An Unusual Case of Folliculitis Spinulosa Decalvans
We report the case of a 24-year-old man who presented with pustules, atrophic scars, and alopecia on the scalp, along with follicular keratotic papules on the cheeks, chest, abdomen, back, lateral upper arms, thighs, and axillae, of 6 years’ duration. A diagnosis of folliculitis spinulosa decalvans (FSD) was made based on the clinical manifestation and histopathological findings. Dental examination also revealed dental anomalies and a fissured tongue, which are not known to be related to FSD. We provide an overview of the characteristic findings of FSD as well as a review of previously reported cases.
Practice Points
- Folliculitis spinulosa decalvans (FSD) presents with persistent pustules, characteristic keratotic papules, and scarring alopecia of the scalp.
- In the case described here, oral manifestations also were present but are not characteristic of FSD.

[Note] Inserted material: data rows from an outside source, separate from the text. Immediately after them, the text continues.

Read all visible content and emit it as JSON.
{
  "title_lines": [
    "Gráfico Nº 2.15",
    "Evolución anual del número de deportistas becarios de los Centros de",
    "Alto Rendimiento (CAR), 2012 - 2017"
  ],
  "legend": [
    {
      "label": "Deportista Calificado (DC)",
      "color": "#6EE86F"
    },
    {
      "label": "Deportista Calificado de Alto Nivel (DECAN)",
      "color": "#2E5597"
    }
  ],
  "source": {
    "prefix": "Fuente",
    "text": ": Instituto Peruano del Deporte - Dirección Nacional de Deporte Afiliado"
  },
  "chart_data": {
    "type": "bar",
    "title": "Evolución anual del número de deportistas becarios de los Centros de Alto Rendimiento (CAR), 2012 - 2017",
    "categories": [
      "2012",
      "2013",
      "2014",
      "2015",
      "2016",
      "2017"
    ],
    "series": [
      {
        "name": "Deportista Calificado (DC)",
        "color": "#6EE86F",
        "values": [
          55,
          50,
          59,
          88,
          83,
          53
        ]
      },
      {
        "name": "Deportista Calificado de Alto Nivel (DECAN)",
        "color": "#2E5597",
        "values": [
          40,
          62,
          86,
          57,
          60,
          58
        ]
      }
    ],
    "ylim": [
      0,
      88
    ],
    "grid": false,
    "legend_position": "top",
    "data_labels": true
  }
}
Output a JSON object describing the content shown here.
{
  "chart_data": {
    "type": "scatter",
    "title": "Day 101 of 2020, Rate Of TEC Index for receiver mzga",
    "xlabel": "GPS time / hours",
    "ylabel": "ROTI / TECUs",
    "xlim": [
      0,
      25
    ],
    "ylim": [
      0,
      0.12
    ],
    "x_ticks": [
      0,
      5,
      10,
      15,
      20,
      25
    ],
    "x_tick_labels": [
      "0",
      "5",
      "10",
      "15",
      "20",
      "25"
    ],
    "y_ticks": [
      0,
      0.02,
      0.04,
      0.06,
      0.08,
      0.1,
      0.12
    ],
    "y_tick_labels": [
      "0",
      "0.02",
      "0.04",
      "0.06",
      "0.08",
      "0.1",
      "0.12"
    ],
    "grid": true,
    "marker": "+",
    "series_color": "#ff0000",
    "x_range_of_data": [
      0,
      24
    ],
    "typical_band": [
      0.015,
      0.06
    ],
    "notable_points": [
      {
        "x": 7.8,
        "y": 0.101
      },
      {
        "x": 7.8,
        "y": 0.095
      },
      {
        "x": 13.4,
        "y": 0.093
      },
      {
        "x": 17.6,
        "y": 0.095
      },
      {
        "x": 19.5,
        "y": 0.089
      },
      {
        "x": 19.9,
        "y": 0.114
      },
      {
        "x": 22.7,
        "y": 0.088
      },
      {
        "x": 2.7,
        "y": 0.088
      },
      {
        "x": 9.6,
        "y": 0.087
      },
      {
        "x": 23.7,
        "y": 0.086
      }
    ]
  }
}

Our patient’s symptoms manifested after puberty, primarily pustules as well as atrophic and scarring alopecia of the scalp and follicular keratotic papules on the head, face, trunk, lateral upper arms, and thighs. Pathologic examination showed massive infiltration of plasma cells, neutrophils, and multinucleated giant cells around the hair follicles. The clinical and histopathologic findings met the diagnostic criteria for FSD.
Folliculitis spinulosa decalvans is a rare clinical condition with few cases reported.3-5 In addition to the aforementioned characteristic clinical manifestations, our patient also had dental anomalies, a fissured tongue, and atrophy of the tongue papillae, which are not known to be associated with FSD. Dental anomalies are characteristic of patients with Down syndrome, ectodermal dysplasia, Papillon-Lefèvre syndrome, and other conditions.6 Fissured tongue is a normal variant that occurs in 5% to 11% of individuals. It also is a classic but nonspecific feature of Melkersson-Rosenthal syndrome and may occur in psoriasis, Down syndrome, acromegaly, and Sjögren syndrome.7 Atrophy of the tongue papillae is associated with anemia, pellagra, Sjögren syndrome, candidiasis, and other conditions.8 Because there are no known reports of associations between FSD and any of these oral manifestations, it is possible that they were unrelated to FSD in our patient.
Folliculitis spinulosa decalvans usually is recurrent and there is no consistently effective treatment for it. Kunte et al4 reported that dapsone (100 mg/d) led to resolution of scalp inflammation and pustules within 1 month. Romine et al2 reported that a 3-week course of dichloroxacillin (250 mg 4 times daily) induced disappearance of pustules around the hair follicles. However, Hallai et al5 reported a patient who was resistant to isotretinoin treatment. In our case, after 1 month of treatment with clarithromycin, metronidazole, viaminate, and fusidic acid cream, the pustules had resolved and the black scabs had fallen off, leaving atrophic scars. The long-term efficacy of this regimen is still under observation.
,Conclusion
We report a case of FSD with dental anomalies, a fissured tongue, and atrophy of tongue papillae, none of which have previously been reported in association with FSD. We, therefore, believe that our patient’s oral manifestations are unrelated to FSD.